Society for Advancing Business Editing and Writing Annual Conference
At the SABEW Annual Conference held in Chicago on April 19, 2024, Austan D. Goolsbee, president and chief executive officer of the Federal Reserve Bank of Chicago, participated in a Q&A moderated by Nick Timiraos, chief economics correspondent for the Wall Street Journal.
Below are planned talking points Goolsbee prepared for the event and shared with reporters in advance.
The views expressed below are those of President Goolsbee and are not necessarily those of the Federal Reserve System or the Federal Open Market Committee (FOMC).
The U.S. economy made substantial progress in 2023 on the Federal Reserve’s dual mandate of maximizing employment and stabilizing prices. Inflation had one of the largest drops in the last 50 years and did so with solid growth, low unemployment, and no recession.
So far in 2024, that progress on inflation has stalled. You never want to make too much of any one month’s data, especially inflation, which is a noisy series, but after three months of this, it can’t be dismissed.
I am still hopeful that we will again see a return to improvement on inflation in the months ahead, as our restrictive monetary policy continues to curb inflation pressures and the economy continues returning to pre-pandemic norms.
At the end of the day, we will get inflation back to target. I always say that the first rule for data dogs is that when you are uncertain, keep sniffing. Right now, it makes sense to wait and get more clarity before moving.
We were at our 2 percent target before Covid, but not because inflation of everything was 2 percent.. Housing was around 3.5 percent, services 2.5 percent, and goods –1 percent. Much of the improvement in inflation last year came from positive supply developments. As the supply chains healed, goods inflation returned basically back to pre-Covid rates. Most of that supply healing is now complete.
Part of the supply side benefit last year came from increases in labor supply, in part from immigration and in part from higher participation rates of many groups. The impact of that will likely continue to help the economy this year. While we saw deterioration in services inflation last month, there was surprising improvement over the course of 2023—it remains above pre-Covid trends, but there may be more space for progress.

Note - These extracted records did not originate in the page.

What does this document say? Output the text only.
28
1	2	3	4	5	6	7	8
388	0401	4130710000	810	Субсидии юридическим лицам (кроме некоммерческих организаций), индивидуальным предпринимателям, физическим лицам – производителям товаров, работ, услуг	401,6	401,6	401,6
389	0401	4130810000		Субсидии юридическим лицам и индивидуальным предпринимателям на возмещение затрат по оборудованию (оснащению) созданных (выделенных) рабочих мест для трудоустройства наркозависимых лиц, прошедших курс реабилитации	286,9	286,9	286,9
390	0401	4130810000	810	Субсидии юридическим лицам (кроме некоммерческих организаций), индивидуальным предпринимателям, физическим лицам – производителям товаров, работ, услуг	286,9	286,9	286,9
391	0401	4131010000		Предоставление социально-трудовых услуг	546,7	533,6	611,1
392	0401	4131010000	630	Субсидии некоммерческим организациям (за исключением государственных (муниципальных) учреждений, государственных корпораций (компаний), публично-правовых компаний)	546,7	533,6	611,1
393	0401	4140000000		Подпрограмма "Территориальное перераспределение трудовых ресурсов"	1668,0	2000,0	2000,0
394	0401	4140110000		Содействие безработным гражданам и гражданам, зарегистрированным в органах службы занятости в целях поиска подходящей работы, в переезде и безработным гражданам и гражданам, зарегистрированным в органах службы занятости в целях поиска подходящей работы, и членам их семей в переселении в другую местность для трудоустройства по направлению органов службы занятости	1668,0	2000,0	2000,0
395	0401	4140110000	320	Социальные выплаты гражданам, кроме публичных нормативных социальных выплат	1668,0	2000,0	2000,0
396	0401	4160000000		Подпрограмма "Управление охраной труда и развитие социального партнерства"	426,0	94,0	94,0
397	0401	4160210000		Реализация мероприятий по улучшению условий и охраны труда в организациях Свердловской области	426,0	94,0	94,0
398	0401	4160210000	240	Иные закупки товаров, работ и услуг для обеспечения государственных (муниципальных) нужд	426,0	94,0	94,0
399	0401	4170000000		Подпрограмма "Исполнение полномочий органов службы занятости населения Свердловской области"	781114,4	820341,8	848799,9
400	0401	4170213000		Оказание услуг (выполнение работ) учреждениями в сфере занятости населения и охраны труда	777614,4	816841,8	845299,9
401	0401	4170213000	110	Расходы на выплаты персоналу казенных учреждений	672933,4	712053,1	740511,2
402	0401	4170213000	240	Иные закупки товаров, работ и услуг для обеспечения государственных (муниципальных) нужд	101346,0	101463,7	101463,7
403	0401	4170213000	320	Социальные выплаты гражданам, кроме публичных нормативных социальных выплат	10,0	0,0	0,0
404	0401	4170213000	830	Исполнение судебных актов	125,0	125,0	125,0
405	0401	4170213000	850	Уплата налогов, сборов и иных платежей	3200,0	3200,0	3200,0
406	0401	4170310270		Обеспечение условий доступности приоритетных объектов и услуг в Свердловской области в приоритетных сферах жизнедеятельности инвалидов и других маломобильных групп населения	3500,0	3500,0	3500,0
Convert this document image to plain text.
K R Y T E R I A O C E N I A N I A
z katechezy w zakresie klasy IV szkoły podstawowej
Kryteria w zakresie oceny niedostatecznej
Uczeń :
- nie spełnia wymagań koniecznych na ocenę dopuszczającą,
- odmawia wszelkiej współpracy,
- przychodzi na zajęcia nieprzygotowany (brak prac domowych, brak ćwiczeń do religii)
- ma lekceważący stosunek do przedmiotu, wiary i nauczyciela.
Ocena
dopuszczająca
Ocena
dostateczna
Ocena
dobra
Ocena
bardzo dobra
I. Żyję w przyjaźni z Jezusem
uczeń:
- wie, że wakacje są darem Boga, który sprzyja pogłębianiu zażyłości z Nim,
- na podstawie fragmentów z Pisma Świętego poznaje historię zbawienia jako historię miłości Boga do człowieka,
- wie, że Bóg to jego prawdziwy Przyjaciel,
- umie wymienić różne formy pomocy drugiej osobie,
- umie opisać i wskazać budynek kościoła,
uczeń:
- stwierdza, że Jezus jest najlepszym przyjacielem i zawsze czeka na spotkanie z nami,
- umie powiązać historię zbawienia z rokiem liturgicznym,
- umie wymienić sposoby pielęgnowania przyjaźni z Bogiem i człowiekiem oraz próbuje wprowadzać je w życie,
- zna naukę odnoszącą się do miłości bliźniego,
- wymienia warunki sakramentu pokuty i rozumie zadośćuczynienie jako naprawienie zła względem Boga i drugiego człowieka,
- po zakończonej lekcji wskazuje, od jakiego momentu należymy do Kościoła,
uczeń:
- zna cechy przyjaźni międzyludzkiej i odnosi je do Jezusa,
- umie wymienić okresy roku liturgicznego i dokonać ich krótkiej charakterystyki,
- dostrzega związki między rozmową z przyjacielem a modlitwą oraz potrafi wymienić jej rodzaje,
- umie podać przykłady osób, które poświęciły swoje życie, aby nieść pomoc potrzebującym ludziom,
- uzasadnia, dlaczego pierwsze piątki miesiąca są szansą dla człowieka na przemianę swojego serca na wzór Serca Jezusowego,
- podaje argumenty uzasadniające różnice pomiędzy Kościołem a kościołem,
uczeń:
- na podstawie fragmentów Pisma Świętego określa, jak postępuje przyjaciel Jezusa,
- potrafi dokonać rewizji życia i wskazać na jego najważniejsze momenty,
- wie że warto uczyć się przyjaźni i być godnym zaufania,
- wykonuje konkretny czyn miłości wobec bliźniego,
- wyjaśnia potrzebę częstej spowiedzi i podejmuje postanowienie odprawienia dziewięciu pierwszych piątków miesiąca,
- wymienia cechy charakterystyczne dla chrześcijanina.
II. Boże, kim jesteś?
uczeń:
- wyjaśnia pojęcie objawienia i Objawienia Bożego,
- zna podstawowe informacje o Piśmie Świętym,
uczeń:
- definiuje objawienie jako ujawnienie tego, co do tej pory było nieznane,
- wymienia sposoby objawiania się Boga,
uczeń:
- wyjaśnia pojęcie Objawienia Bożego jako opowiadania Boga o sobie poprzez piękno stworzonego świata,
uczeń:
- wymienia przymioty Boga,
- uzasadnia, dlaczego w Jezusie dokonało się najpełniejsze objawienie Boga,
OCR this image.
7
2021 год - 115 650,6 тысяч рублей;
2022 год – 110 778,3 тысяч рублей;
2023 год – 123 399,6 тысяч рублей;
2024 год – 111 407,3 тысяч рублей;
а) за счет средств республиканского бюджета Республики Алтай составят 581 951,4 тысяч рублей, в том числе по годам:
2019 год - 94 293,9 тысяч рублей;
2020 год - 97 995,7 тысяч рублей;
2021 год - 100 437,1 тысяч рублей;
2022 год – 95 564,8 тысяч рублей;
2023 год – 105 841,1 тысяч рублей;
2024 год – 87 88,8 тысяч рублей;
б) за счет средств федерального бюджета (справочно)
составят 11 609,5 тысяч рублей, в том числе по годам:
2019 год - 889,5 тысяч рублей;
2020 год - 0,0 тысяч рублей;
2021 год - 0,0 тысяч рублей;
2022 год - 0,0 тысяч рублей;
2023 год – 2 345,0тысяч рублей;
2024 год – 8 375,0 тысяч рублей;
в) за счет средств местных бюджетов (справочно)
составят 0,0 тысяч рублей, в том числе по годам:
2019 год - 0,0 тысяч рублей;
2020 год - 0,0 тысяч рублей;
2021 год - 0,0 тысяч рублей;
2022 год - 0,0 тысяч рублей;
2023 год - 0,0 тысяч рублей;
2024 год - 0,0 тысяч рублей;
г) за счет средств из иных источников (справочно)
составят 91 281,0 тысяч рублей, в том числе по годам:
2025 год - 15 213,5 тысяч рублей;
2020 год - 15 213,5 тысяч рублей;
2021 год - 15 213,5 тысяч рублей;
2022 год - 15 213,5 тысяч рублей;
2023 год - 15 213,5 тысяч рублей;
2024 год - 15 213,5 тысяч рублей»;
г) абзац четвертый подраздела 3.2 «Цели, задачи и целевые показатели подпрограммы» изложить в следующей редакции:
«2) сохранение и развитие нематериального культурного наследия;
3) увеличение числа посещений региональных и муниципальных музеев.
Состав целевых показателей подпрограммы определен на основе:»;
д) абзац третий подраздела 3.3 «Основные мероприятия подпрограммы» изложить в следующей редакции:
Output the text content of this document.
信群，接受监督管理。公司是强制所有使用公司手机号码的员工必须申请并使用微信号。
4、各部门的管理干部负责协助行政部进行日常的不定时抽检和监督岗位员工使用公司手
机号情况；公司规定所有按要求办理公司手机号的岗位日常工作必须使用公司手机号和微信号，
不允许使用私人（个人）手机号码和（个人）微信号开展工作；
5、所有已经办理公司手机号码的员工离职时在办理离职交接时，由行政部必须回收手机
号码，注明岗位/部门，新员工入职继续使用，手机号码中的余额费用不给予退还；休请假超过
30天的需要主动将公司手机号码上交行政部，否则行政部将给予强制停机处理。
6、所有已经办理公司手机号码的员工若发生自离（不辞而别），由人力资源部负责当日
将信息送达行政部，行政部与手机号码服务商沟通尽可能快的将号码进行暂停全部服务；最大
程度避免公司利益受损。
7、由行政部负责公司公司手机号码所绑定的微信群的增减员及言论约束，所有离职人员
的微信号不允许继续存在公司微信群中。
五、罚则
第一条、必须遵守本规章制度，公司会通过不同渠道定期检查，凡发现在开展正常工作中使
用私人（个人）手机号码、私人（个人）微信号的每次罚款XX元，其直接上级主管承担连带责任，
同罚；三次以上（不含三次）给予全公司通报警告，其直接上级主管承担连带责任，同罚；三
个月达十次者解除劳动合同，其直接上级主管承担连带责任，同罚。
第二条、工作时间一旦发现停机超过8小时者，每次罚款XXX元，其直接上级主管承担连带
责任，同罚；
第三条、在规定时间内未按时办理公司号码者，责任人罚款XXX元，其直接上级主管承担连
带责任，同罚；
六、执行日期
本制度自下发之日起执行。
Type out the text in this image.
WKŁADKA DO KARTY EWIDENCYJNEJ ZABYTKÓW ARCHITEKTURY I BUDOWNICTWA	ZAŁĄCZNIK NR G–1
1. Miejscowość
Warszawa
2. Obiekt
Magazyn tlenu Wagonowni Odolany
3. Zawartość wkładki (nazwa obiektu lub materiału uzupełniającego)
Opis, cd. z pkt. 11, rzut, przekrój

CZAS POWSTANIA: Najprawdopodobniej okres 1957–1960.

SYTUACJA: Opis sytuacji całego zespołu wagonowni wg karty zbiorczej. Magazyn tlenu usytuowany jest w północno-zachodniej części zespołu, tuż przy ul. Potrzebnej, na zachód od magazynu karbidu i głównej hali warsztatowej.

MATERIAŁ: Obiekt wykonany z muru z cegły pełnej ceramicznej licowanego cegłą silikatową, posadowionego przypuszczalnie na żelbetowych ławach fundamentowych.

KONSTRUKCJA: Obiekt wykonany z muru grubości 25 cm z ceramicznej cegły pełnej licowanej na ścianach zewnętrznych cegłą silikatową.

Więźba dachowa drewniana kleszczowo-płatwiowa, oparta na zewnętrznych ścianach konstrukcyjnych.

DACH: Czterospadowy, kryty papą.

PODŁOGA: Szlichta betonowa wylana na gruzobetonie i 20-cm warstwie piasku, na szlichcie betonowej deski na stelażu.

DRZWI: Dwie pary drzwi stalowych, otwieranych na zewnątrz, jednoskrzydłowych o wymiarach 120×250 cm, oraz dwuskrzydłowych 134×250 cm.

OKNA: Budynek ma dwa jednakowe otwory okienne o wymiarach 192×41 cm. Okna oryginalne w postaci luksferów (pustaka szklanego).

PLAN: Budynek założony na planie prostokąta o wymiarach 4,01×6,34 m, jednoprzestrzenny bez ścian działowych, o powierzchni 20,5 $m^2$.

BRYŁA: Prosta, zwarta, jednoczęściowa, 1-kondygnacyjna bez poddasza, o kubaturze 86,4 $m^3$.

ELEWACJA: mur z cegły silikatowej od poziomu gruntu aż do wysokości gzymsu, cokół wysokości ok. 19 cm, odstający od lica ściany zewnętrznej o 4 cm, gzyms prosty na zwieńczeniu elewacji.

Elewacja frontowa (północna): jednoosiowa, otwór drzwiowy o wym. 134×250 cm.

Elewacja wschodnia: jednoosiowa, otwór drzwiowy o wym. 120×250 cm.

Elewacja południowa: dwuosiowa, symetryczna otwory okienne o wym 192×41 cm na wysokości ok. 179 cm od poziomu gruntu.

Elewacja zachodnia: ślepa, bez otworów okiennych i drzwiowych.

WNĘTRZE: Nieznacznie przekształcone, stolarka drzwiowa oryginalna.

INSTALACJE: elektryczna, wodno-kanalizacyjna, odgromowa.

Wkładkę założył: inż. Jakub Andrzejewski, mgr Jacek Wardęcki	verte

That leaves the main short-run problem as I see it, which is persistently high housing inflation—still much higher than it was pre-pandemic. Looking at market data on rents for new leases, I’d say housing inflation is supposed to have been falling. If it doesn’t, it will be hard to see a smooth path back to our 2 percent inflation goal.
As we have seen strong gross domestic product (GDP) and jobs numbers, we need to determine if this is a sign of overheating driving up inflation. But let’s be careful: As I have said before, when there are supply side developments (for example, higher productivity growth, supply chain improvements, or increasing labor force participation or population growth), aggregate numbers are not great measures of overheating.
There are crosscurrents at work. Not all the data suggest overheating in the labor market. The ratio of job openings to unemployed workers, the voluntary quit rate, the growth rate of wages—each of these seems to be returning closer to the pre-Covid reading.
Given the strength of the labor market and progress on easing inflation seen over a longer arc, I believe the Fed’s current restrictive monetary policy is appropriate. Ultimately, the proper policy going forward will depend on the data.